ESSEX — A series of storms, complete with rotation sightings that triggered a series of tornado warnings from the National Weather Service, rumbled across Cape Ann and created some anxious moments across the North Shore Monday.
But despite reports of sleet and pellets of hail in Essex, and surface flooding on roadways — including on Route 128 off Causeway Street just south of the A. Piatt Andrew Bridge — Cape Ann dodged the meteorological bullet.
From kayaks and dinghies on Conomo Point, to lawn chairs left out on Story Street, there was little to no damage caused by storms yesterday, despite tornado warnings that spurred emergency broadcast service messages and cell-phone texts from just before 3 p.m. to 4:30.

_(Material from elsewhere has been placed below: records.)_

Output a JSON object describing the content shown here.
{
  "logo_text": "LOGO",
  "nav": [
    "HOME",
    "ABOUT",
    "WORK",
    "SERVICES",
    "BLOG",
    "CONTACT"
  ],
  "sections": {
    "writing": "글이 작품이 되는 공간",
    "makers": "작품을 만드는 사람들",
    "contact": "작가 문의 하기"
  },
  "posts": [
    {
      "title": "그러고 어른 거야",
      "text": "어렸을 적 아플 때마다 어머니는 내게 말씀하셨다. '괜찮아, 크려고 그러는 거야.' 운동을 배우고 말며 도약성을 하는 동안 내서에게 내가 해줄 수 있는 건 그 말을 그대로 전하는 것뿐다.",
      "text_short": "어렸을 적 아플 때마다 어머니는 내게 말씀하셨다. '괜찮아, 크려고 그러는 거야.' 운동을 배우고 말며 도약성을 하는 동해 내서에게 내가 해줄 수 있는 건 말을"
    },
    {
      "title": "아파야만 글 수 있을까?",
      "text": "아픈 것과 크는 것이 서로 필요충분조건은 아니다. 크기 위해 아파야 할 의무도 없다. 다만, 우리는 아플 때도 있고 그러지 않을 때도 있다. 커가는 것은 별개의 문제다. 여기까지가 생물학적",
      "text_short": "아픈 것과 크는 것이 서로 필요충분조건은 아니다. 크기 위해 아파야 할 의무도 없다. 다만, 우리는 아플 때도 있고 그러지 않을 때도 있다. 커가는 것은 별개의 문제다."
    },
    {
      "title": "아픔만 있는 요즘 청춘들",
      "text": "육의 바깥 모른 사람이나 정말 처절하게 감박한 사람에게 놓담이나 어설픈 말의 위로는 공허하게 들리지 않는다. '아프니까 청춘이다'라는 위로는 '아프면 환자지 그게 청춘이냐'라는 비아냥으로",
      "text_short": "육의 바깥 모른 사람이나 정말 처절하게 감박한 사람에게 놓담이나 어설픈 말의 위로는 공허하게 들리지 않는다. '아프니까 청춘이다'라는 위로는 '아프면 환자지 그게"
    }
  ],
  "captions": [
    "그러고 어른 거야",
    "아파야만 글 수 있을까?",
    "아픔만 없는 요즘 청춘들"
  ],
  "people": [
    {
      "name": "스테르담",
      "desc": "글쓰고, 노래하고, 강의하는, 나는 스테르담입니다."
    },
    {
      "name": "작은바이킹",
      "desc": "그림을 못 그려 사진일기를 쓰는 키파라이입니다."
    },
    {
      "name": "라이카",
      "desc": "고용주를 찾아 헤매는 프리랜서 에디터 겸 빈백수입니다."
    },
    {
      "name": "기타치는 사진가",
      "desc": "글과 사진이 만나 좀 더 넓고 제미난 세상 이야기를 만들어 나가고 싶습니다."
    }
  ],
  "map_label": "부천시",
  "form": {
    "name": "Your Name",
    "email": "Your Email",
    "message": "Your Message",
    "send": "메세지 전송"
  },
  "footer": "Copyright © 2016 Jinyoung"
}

On Story Street, Erik L’Italien was sitting on his front steps as his mother, Gerri Konopka, popped her head out to give updates she was getting from TV news coverage.
“It’s going to hit at 4:23,” she said.
But while there were reports of funnel clouds passing over head, the worst weather Essex received was rain, sleet, minor flooding and swirling water.
“I don’t know what they are warning me for,” L’Italien said. “There is nothing out there.”
He said he had been in touch with friends from Danvers and the surrounding area, warning him of an oncoming tornado that was expected to hit Essex at the time.
“I’m in Essex, this is where it’s supposed to be,” he said.
Nearby, Susan St. Pierre was outside with her dog, and was on her way back from Dunkin Donuts when she first heard the news of the expected tornado.
St. Pierre jokingly said she was considering changing her dog’s name from Murphy to Toto, in honor of the dog in “The Wizard of Oz” that broke free in the face of the approaching Kansas twister.